Por su parte, Xi Jinping ejecuta un delicado ejercicio de equilibrismo diplomático. Su reunión con Putin llega pocos días después de su cumbre con Donald Trump. Esta sincronía permite a Rusia un movimiento táctico clave: como informó Euronews, el viaje de Putin le sirve para recibir información directa e intercambiar puntos de vista con Pekín sobre las recientes negociaciones con Washington.
Simultáneamente, China no duda en invocar por primera vez sus "Reglas de Bloqueo" para ordenar a sus refinerías nacionales que ignoren las sanciones estadounidenses y sigan comprando crudo iraní. Pero al mismo tiempo, como subraya el diario Asahi Shimbun, el Ministerio de Comercio chino confirmó la compra de 200 aviones Boeing justo después de la visita de Trump, en un claro gesto para estabilizar sus lazos económicos con Occidente.

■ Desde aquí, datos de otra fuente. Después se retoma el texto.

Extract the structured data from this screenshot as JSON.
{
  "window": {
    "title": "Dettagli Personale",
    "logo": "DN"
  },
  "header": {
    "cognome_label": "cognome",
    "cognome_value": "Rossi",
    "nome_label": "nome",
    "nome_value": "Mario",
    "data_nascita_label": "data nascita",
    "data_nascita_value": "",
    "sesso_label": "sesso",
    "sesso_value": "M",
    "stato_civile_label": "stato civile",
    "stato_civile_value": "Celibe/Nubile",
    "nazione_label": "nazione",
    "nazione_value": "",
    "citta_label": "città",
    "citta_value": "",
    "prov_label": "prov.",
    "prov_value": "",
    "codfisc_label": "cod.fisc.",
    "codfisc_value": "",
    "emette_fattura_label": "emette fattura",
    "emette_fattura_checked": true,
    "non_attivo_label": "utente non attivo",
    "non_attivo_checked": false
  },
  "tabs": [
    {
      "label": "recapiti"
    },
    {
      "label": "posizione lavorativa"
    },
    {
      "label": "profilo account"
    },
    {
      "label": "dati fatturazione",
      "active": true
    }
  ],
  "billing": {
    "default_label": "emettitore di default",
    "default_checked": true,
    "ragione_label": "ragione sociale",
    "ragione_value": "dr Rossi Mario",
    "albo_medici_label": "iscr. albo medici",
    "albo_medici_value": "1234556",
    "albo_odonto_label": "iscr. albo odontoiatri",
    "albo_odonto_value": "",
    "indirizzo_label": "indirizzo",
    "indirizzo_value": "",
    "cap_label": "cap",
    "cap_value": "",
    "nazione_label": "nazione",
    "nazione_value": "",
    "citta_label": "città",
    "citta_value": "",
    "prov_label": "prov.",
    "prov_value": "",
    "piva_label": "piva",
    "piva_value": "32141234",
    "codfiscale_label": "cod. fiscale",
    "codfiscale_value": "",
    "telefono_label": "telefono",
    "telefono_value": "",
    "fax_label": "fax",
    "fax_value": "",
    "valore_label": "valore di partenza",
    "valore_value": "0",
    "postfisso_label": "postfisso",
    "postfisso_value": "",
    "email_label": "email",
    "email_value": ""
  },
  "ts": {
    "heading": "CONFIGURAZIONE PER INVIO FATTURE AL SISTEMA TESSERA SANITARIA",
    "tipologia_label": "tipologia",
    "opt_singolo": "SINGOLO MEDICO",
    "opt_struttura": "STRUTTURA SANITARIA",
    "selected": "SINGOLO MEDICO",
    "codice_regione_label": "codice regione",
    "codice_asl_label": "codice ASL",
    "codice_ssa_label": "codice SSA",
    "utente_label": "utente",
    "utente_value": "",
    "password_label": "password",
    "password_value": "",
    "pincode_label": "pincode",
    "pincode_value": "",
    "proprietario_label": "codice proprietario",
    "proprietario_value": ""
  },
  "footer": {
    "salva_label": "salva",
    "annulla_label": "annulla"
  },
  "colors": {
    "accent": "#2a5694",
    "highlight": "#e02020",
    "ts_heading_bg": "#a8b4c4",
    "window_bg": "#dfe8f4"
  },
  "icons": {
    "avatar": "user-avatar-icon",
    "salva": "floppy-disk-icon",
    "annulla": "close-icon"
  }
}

Un nuevo epicentro mundial. La crisis actual y las negociaciones en Pekín certifican un cambio de paradigma irreversible. La entrada en funcionamiento del "Power of Siberia 2" no es solo un acuerdo comercial, es la crónica de una ruptura anunciada. El gas ruso que antes garantizaba las calefacciones en Berlín o París, ahora tendrá que ganarse un hueco en Shanghái. Como advierten diversos analistas, su construcción retirará del mercado internacional 50.000 millones de metros cúbicos de demanda de GNL, afectando directamente a las futuras inversiones de exportación en países como Estados Unidos o Qatar.
Sin embargo, el pragmatismo de Pekín ha vuelto a congelar las expectativas de Moscú. En una última actualización de los documentos firmados durante la cumbre, publicados por el Kremlin y recogidos por Reuters, no hay ni una sola mención a acuerdos de petróleo o gas. El portavoz de Putin, Dmitry Peskov, ha tenido que salir al paso admitiendo ante los medios rusos que, si bien hay un "entendimiento compartido sobre los parámetros principales, la ruta y el método de construcción", detalles clave como el precio siguen en el aire y "el proyecto aún carece de un calendario definitivo para su implementación".
¿Sale ganando Rusia con este giro hacia Asia tras las sanciones europeas? La realidad es que Moscú no consolida su poder, sino su supervivencia. Rusia asegura un cliente estratégico masivo que absorbe la producción exiliada del mercado occidental, pero el coste es altísimo: pierde para siempre el poder de fijación de precios que ostentaba en Europa. En el viejo continente, el Kremlin usaba la energía como herramienta de presión política; con China, la asociación tiene claros límites y Rusia se ve relegada a actuar cada vez más como un socio menor. Moscú soñaba con un acuerdo rápido, pero el guion y los precios de saldo los dicta íntegramente Xi Jinping.
En medio del pánico que recorre Asia —con gasolineras vacías en Australia, vuelos cancelados en Vietnam y Japón escondiendo sus depósitos—, China ha decidido abrir su grifo exportador de combustible a sus vecinos, presentándose como el salvador de la región. La lección geopolítica de 2026 es clara: mientras Occidente concentra sus esfuerzos en el despliegue militar naval y las sanciones financieras, China ha demostrado que las guerras energéticas del siglo XXI se ganan controlando la infraestructura física, las rutas terrestres y las reservas estratégicas.